The Mississippi River reached 49.1 feet in mid-February — flood stage at Natchez is 48 feet — and is currently falling, predicted to continue a downward trend. It is expected to stand at 41 feet this morning.
“We are thankful the river is falling like it is, and it continues to fall, but we are yet to see the spring rains,” Fifth Levee District President Reynold Minsky said.
“With the height of the river today, it wouldn’t take one good six-inch rain in the Ohio River Valley and we would be in the high 40s.”
And that’s why it’s important to stay off of the levees, said Scott Tiffee, a levee district board member from Monterey.
“Any kind of activity up and down the levees, four-wheelers or anything that would cut ruts, any four-wheel drives, any kind of destruction of the levee is illegal,” Tiffee said.
Anyone using the levees should stay to the areas that are graveled, and Minsky said that heavy truck operators — oil trucks, log trucks, even trucks hauling produce — have to have a bond to operate on the levees at all.
“If they damage the levee and don’t have a bond, you can bet your life there is a fine,” Minsky said. “They are not going to let it go easy.”
Rutting the levees not only make it hard for the levee district to continue surveying the levees during high water, but Minsky said they can actually harm the structural quality of the levees.
“Every time someone drives a four-wheel drive vehicle and ruts (the levee) up, every time it rains it can erode the levee,” Maxwell said. “It’s an ongoing problem, whether the river is up or the river is down.”
Minsky said that the fine for levee damage is whatever it costs to repair the levee, and that one man last year spent time in jail because he wasn’t able to pay the $3,500 fine.

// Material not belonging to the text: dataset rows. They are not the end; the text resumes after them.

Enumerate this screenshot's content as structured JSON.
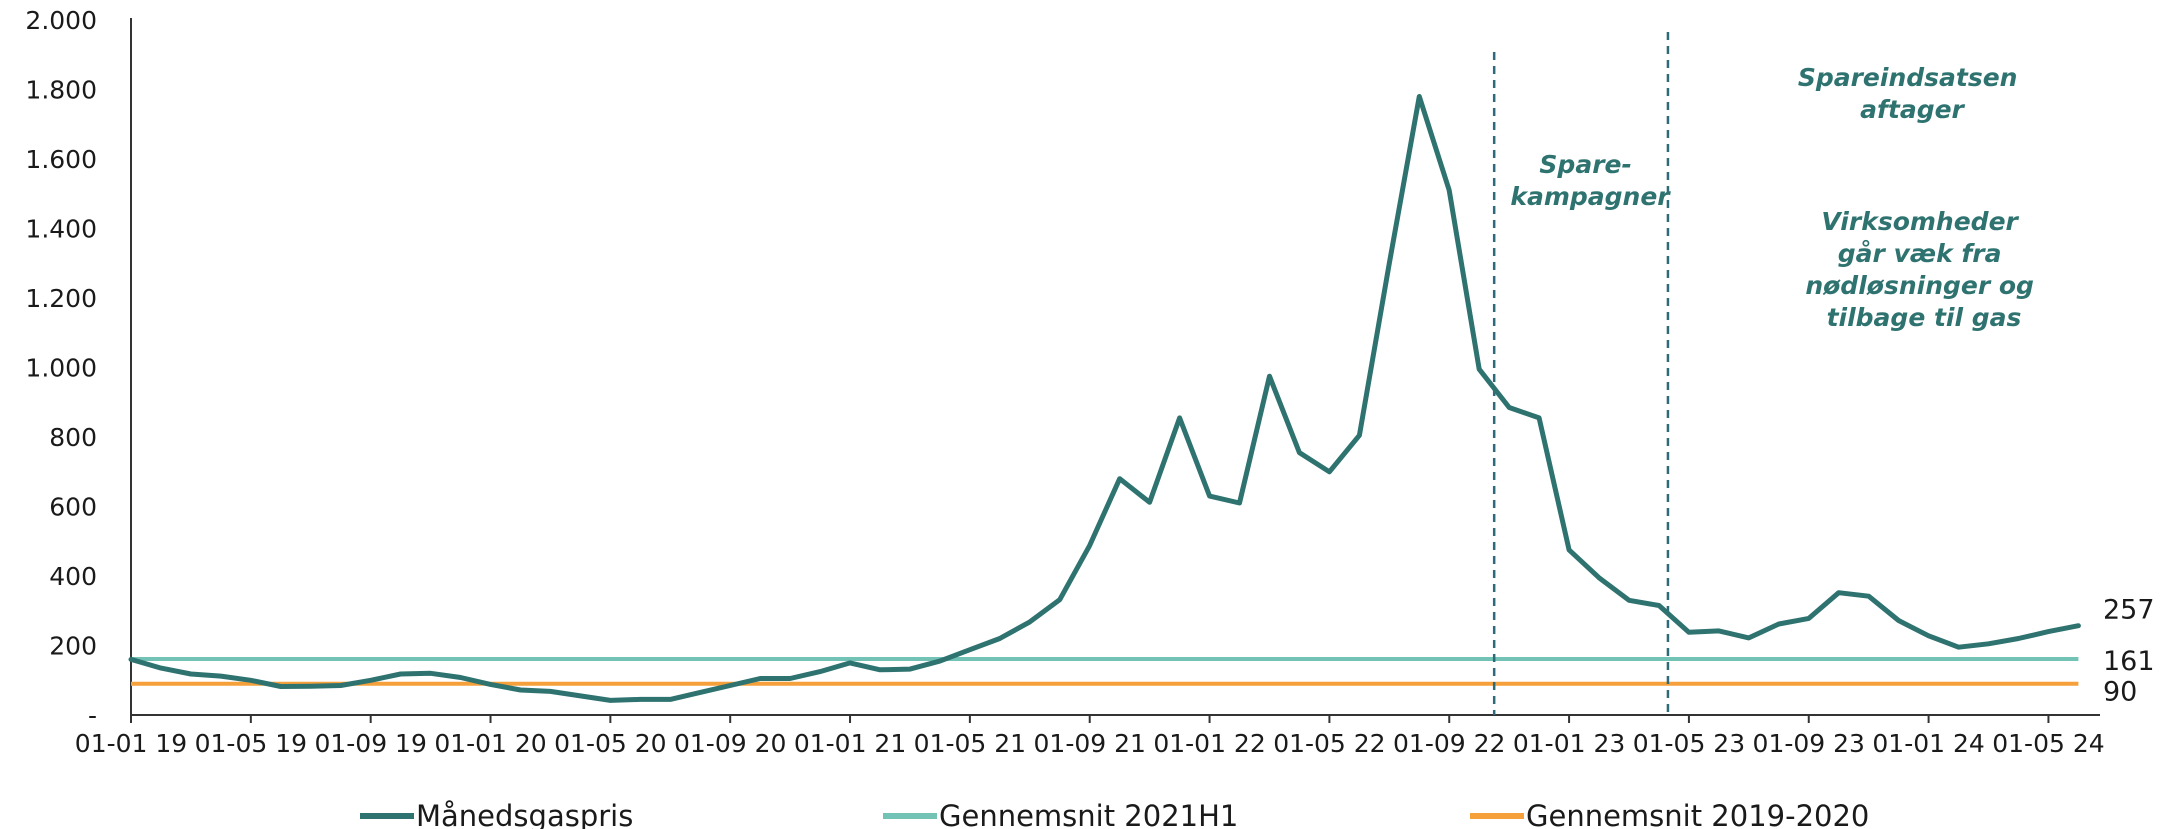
{
  "chart_data": {
    "type": "line",
    "y_ticks": [
      "2.000",
      "1.800",
      "1.600",
      "1.400",
      "1.200",
      "1.000",
      "800",
      "600",
      "400",
      "200",
      "-"
    ],
    "y_tick_values": [
      2000,
      1800,
      1600,
      1400,
      1200,
      1000,
      800,
      600,
      400,
      200,
      0
    ],
    "ylim": [
      0,
      2000
    ],
    "x_ticks": [
      {
        "label": "01-01 19",
        "month": 0
      },
      {
        "label": "01-05 19",
        "month": 4
      },
      {
        "label": "01-09 19",
        "month": 8
      },
      {
        "label": "01-01 20",
        "month": 12
      },
      {
        "label": "01-05 20",
        "month": 16
      },
      {
        "label": "01-09 20",
        "month": 20
      },
      {
        "label": "01-01 21",
        "month": 24
      },
      {
        "label": "01-05 21",
        "month": 28
      },
      {
        "label": "01-09 21",
        "month": 32
      },
      {
        "label": "01-01 22",
        "month": 36
      },
      {
        "label": "01-05 22",
        "month": 40
      },
      {
        "label": "01-09 22",
        "month": 44
      },
      {
        "label": "01-01 23",
        "month": 48
      },
      {
        "label": "01-05 23",
        "month": 52
      },
      {
        "label": "01-09 23",
        "month": 56
      },
      {
        "label": "01-01 24",
        "month": 60
      },
      {
        "label": "01-05 24",
        "month": 64
      }
    ],
    "xlim": [
      0,
      66
    ],
    "series": [
      {
        "name": "Månedsgaspris",
        "color": "#2e7370",
        "values": [
          160,
          135,
          118,
          112,
          100,
          82,
          83,
          85,
          100,
          118,
          120,
          108,
          88,
          72,
          68,
          55,
          42,
          45,
          45,
          65,
          85,
          105,
          105,
          125,
          150,
          130,
          132,
          155,
          188,
          220,
          268,
          332,
          488,
          680,
          612,
          855,
          630,
          610,
          975,
          755,
          700,
          805,
          1300,
          1780,
          1510,
          995,
          885,
          855,
          475,
          395,
          330,
          315,
          238,
          242,
          222,
          262,
          278,
          352,
          342,
          272,
          228,
          195,
          205,
          220,
          240,
          257
        ]
      },
      {
        "name": "Gennemsnit 2021H1",
        "color": "#72c2b6",
        "value": 161
      },
      {
        "name": "Gennemsnit 2019-2020",
        "color": "#f5a03a",
        "value": 90
      }
    ],
    "end_labels": [
      {
        "text": "257",
        "value": 257
      },
      {
        "text": "161",
        "value": 161
      },
      {
        "text": "90",
        "value": 90
      }
    ],
    "vertical_lines": [
      {
        "month": 45.5,
        "color": "#2e6b7a"
      },
      {
        "month": 51.3,
        "color": "#2e6b7a"
      }
    ],
    "annotations": [
      {
        "id": "spare",
        "lines": [
          "Spare-",
          "kampagner"
        ]
      },
      {
        "id": "aftager",
        "lines": [
          "Spareindsatsen",
          "aftager"
        ]
      },
      {
        "id": "virksomheder",
        "lines": [
          "Virksomheder",
          "går væk fra",
          "nødløsninger og",
          "tilbage til gas"
        ]
      }
    ],
    "legend": [
      "Månedsgaspris",
      "Gennemsnit 2021H1",
      "Gennemsnit 2019-2020"
    ],
    "legend_position": "bottom",
    "grid": false
  }
}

Anyone who sees someone damaging the levee can report them, Minsky said.
“I don’t need anybody to go to court, all I need is a license plate number,” he said.
“We don’t want to fine anybody, and we don’t want to repair any damages.”
The message is really just to use your brain before going offroad on a levee, Tiffee said.
“The levees are protecting everybody in here, so (people) should just use common sense about what they are doing,” he said.